Over 100 major advertisers, including Coca-Cola, Unilever, Levi Strauss, Diageo, Patagonia and Honda have ‘paused’ their advertising on the platform. Following a month of inflamed social tensions and in a US election year, the hate speech and misinformation shared on the site have become untenable for marketers concerned about brand safety and keen to ensure their actions appear to line up with their social purpose-driven marketing. The confluence of Black Lives Matter and Pride month has shone the a spotlight on corporate behaviour, putting pressure on major brands to take a stand and put their money where their mouth is.

A movement has snowballed, driven by a campaigning coalition called Stop Hate for Profit, which consists of groups such as the Anti-Defamation League, the National Association for the Advancement of Colored People, Sleeping Giants, Color of Change, Free Press and Common Sense. The group has been galvanised about what it sees as the anti-democratic impact of Facebook generally and its platforming of misinformation and hate speech, but specifically voter suppression particularly of the Black community in the US and the way the platform has tolerated content inciting violence towards protestors protesting the deaths of George Floyd, Breonna Taylor, Tony McDade and other Black people killed by police officers. Stop Hate for Profit launched on June 17th and the number of brands joining has grown daily.

“We asked advertisers to temporarily pause advertising on Facebook and Instagram in order to force Mark Zuckerberg to address the catastrophic effect that Facebook has had on our society,” says the coalition on its site.

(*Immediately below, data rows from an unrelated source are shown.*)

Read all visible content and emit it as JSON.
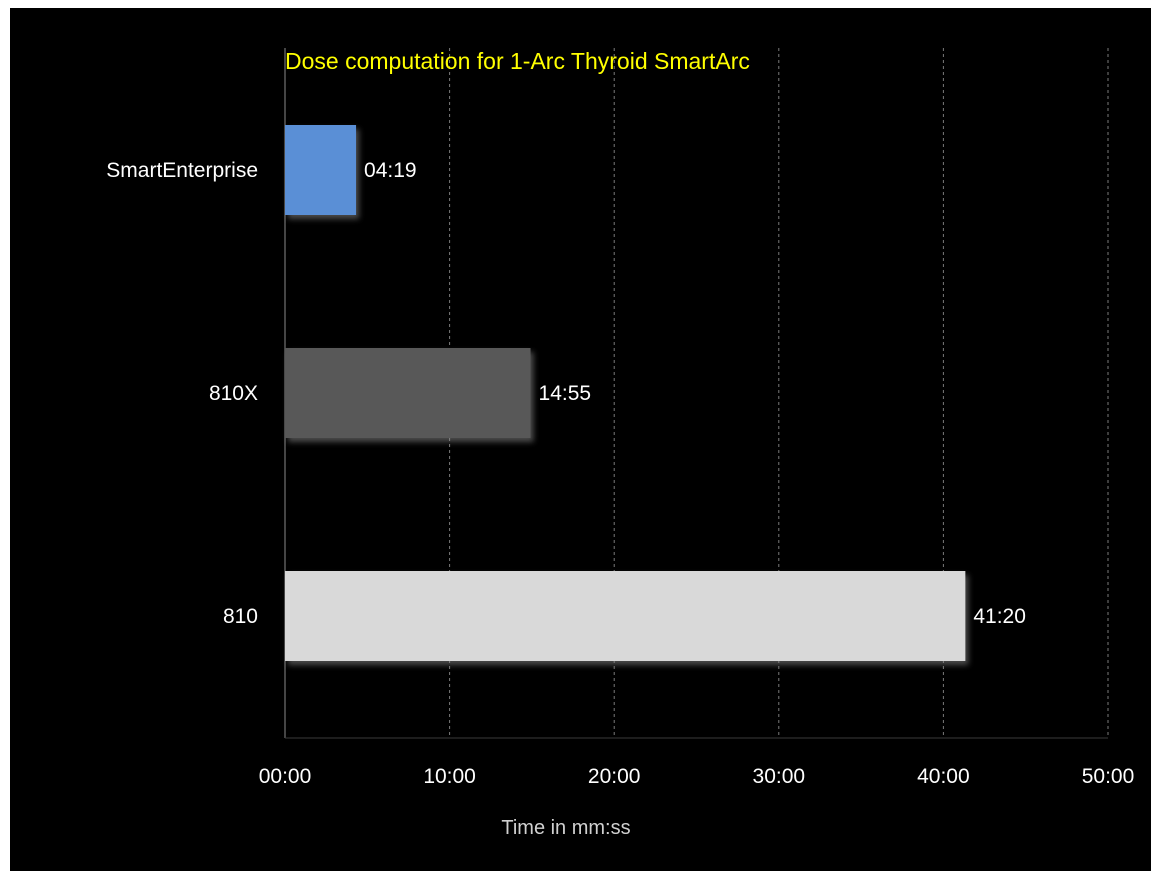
{
  "chart_data": {
    "type": "bar",
    "orientation": "horizontal",
    "title": "Dose computation for 1-Arc Thyroid SmartArc",
    "xlabel": "Time in mm:ss",
    "ylabel": "",
    "categories": [
      "SmartEnterprise",
      "810X",
      "810"
    ],
    "values_seconds": [
      259,
      895,
      2480
    ],
    "value_labels": [
      "04:19",
      "14:55",
      "41:20"
    ],
    "bar_colors": [
      "#5a8fd6",
      "#595959",
      "#d9d9d9"
    ],
    "x_range_seconds": [
      0,
      3000
    ],
    "x_ticks_seconds": [
      0,
      600,
      1200,
      1800,
      2400,
      3000
    ],
    "x_tick_labels": [
      "00:00",
      "10:00",
      "20:00",
      "30:00",
      "40:00",
      "50:00"
    ],
    "gridlines": "vertical dashed",
    "legend": "none",
    "background": "#000000",
    "title_color": "#ffff00",
    "text_color": "#ffffff"
  }
}
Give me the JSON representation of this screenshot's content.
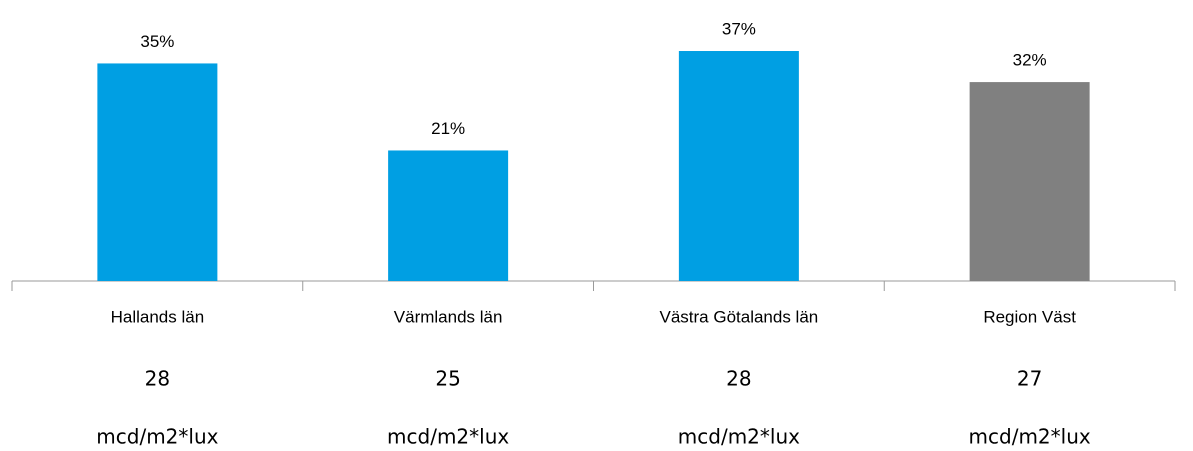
{
  "chart_data": {
    "type": "bar",
    "categories": [
      "Hallands län",
      "Värmlands län",
      "Västra Götalands län",
      "Region Väst"
    ],
    "values": [
      35,
      21,
      37,
      32
    ],
    "value_labels": [
      "35%",
      "21%",
      "37%",
      "32%"
    ],
    "colors": [
      "#009fe3",
      "#009fe3",
      "#009fe3",
      "#808080"
    ],
    "sub_values": [
      28,
      25,
      28,
      27
    ],
    "sub_units": [
      "mcd/m2*lux",
      "mcd/m2*lux",
      "mcd/m2*lux",
      "mcd/m2*lux"
    ]
  }
}
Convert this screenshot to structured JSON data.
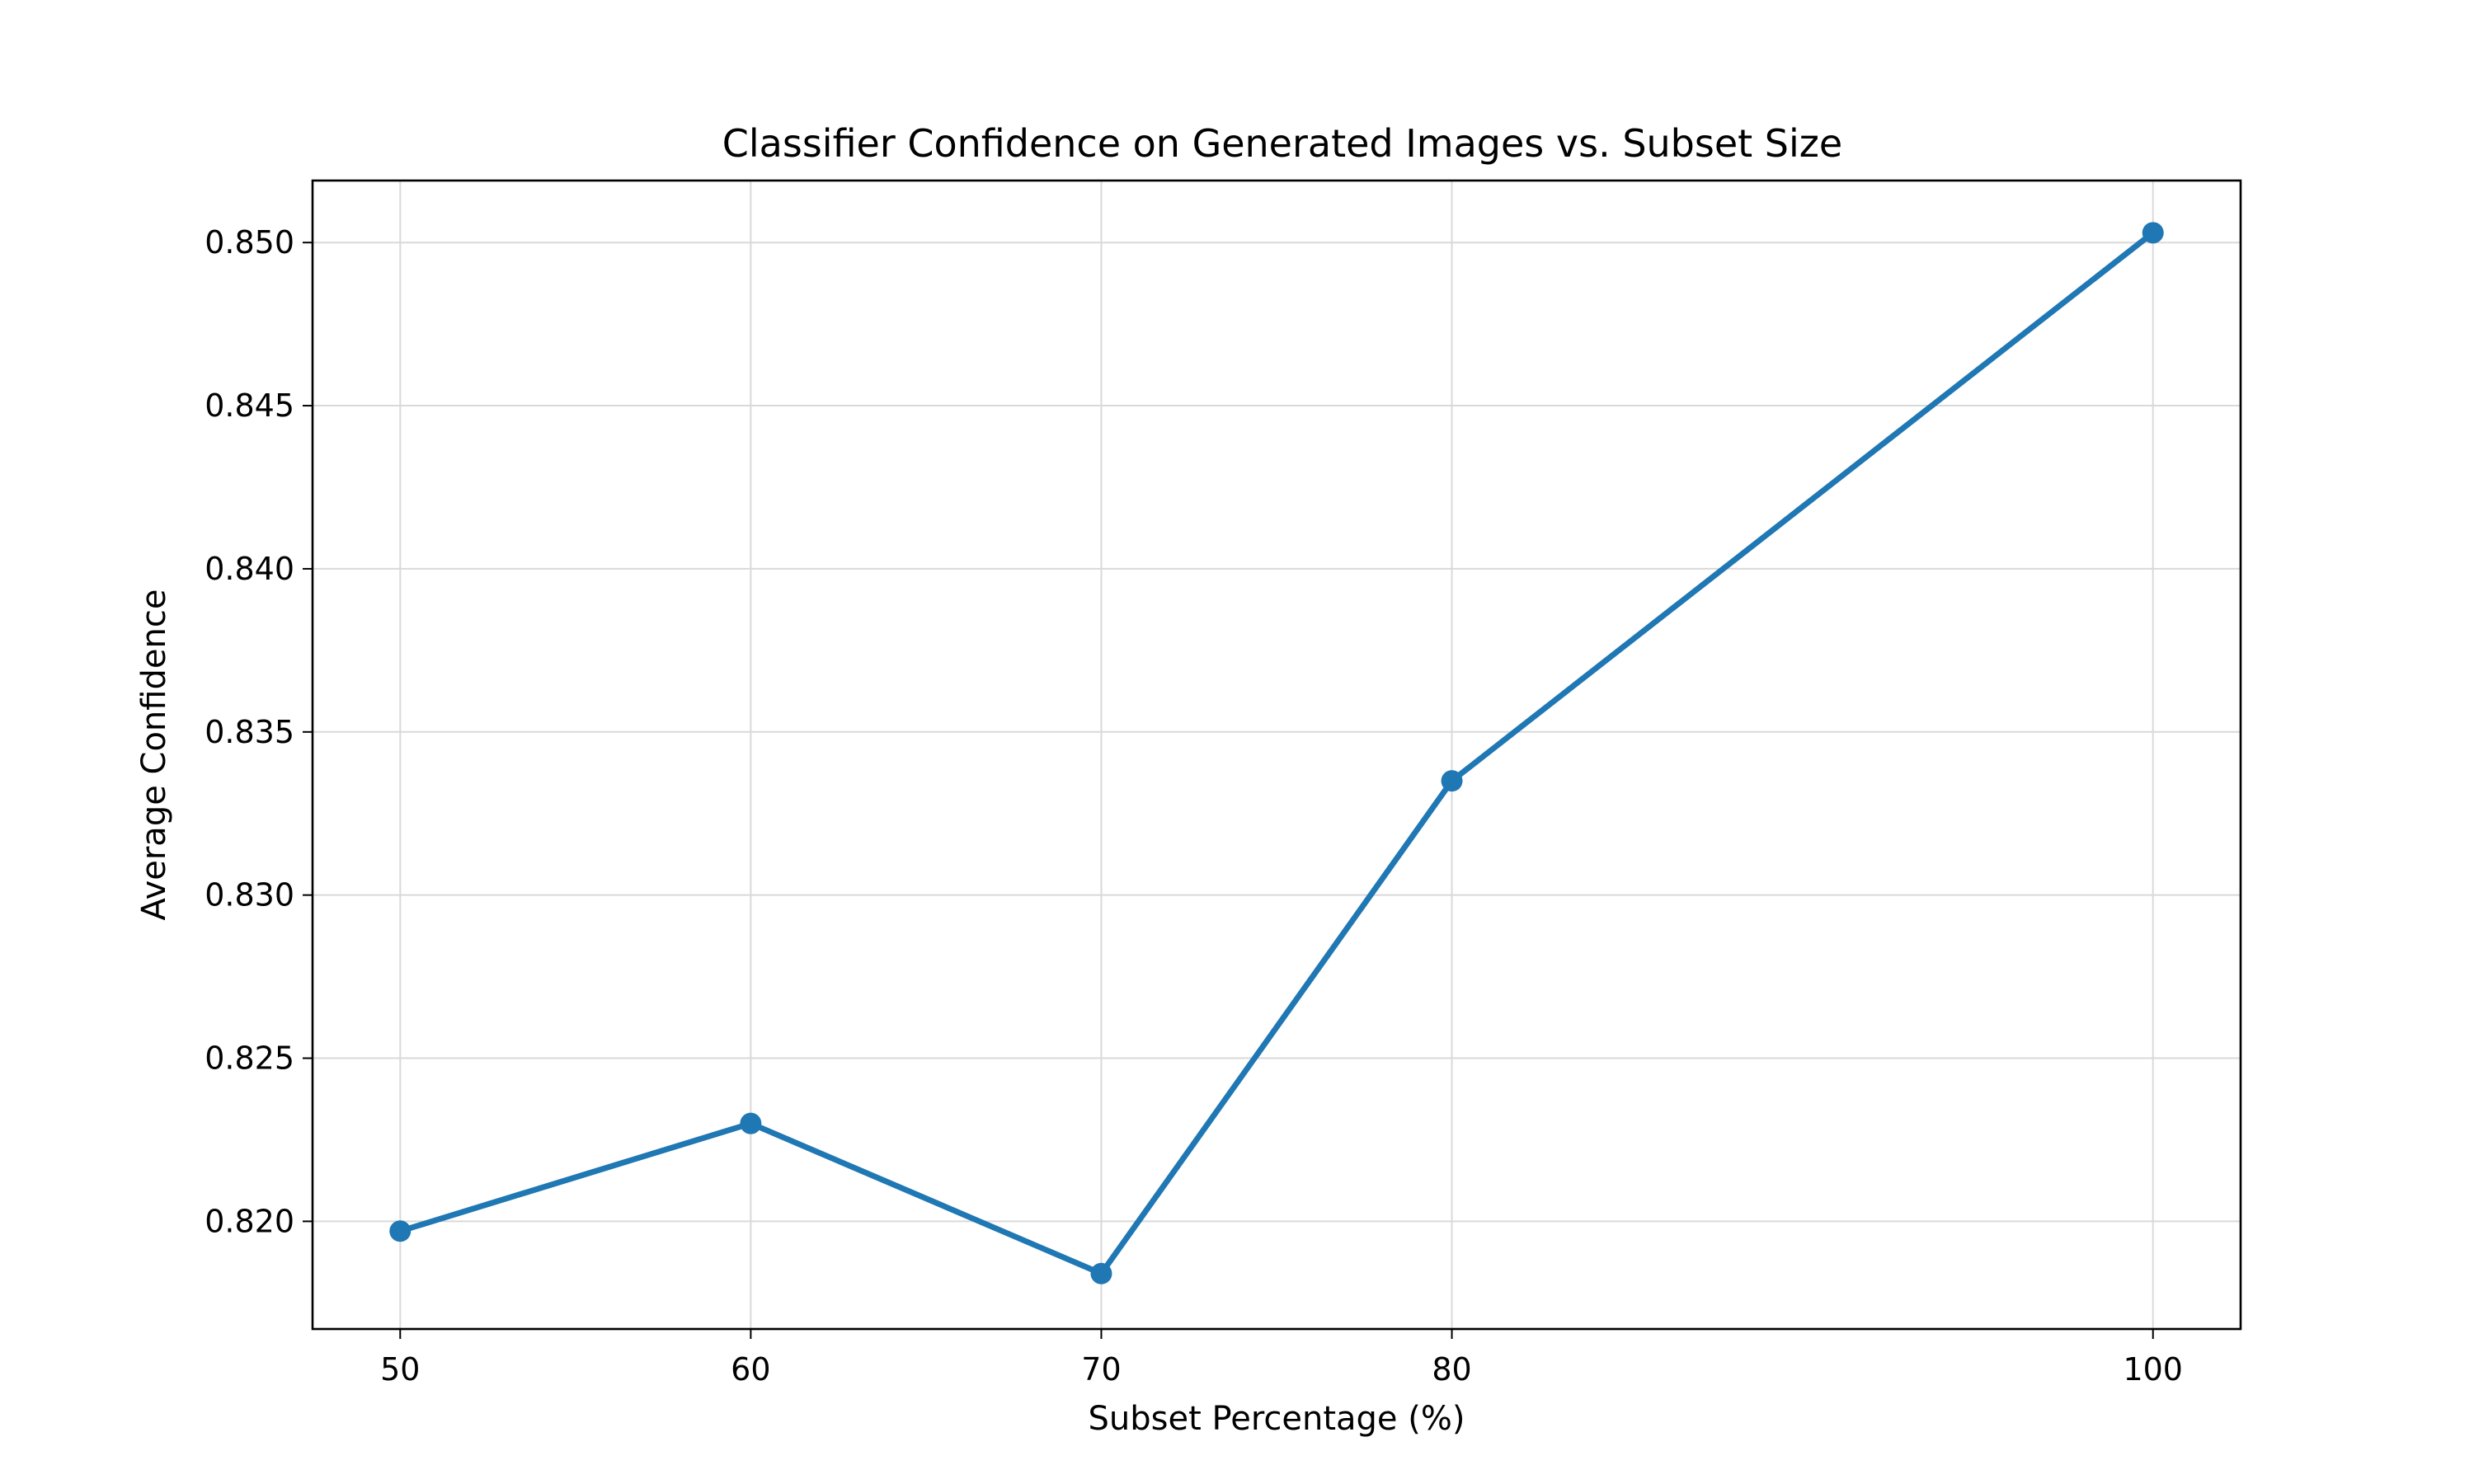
{
  "chart_data": {
    "type": "line",
    "title": "Classifier Confidence on Generated Images vs. Subset Size",
    "xlabel": "Subset Percentage (%)",
    "ylabel": "Average Confidence",
    "x_ticks": [
      50,
      60,
      70,
      80,
      100
    ],
    "y_ticks": [
      0.82,
      0.825,
      0.83,
      0.835,
      0.84,
      0.845,
      0.85
    ],
    "xlim": [
      47.5,
      102.5
    ],
    "ylim": [
      0.8167,
      0.8519
    ],
    "grid": true,
    "series": [
      {
        "x": [
          50,
          60,
          70,
          80,
          100
        ],
        "y": [
          0.8197,
          0.823,
          0.8184,
          0.8335,
          0.8503
        ],
        "color": "#1f77b4",
        "marker": "circle"
      }
    ]
  }
}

In an official statement on Twitter, Unilever said: “The polarized atmosphere places an increased responsibility on brands to build a trusted & safe digital ecosystem. Our action starts now until the end of 2020.” 

In response, Facebook has announced a series of changes, including flagging up politicians’ posts that break rules but which are deemed ‘newsworthy’ enough to remain up. The move is a significant step down for the social media site, which has time and again dug its heels in over the issue of removing politicians’ misinformation.

However these changes have been insufficient for the Stop Hate for Profit coalition, who have described them as ‘a small number of small changes’, saying that Facebook has not done enough to halt the spread of hate and hate groups more broadly and criticising the new policy for allowing violence-inciting posts to remain on the site if they fit the criteria of ‘newsworthiness’.

Though brands have only paused spend with Facebook temporarily – Coca-Cola’s pause will last a minimum of 30 days, Unilever’s ‘till the end of the year’ – it will cost the social media platform billions of dollars. On Friday, shares in the company dropped 8.3%, marking a drop of $56bn in value. In 2019, Facebook earned $69.7bn in global advertising revenue. At a time when marketing departments are confronted with a global recession triggered by Covid-19 and lockdown, it remains to be seen whether brands that currently invest heavily in the platform will switch that spend to other platforms, publishers and media.

Facebook isn’t the only platform to be punished by brands for spreading hate and stoking polarisation - Twitter has been criticised for failing to act in a sufficiently robust manner to Donald Trump’s erratic presence on its platform. Coca-Cola’s social media hiatus includes Twitter too, and on Sunday Starbucks announced that it was suspending advertising on all social media platforms other than YouTube. Procter & Gamble has said it's reviewing its social media advertising and last week met with pressure group Color of Change.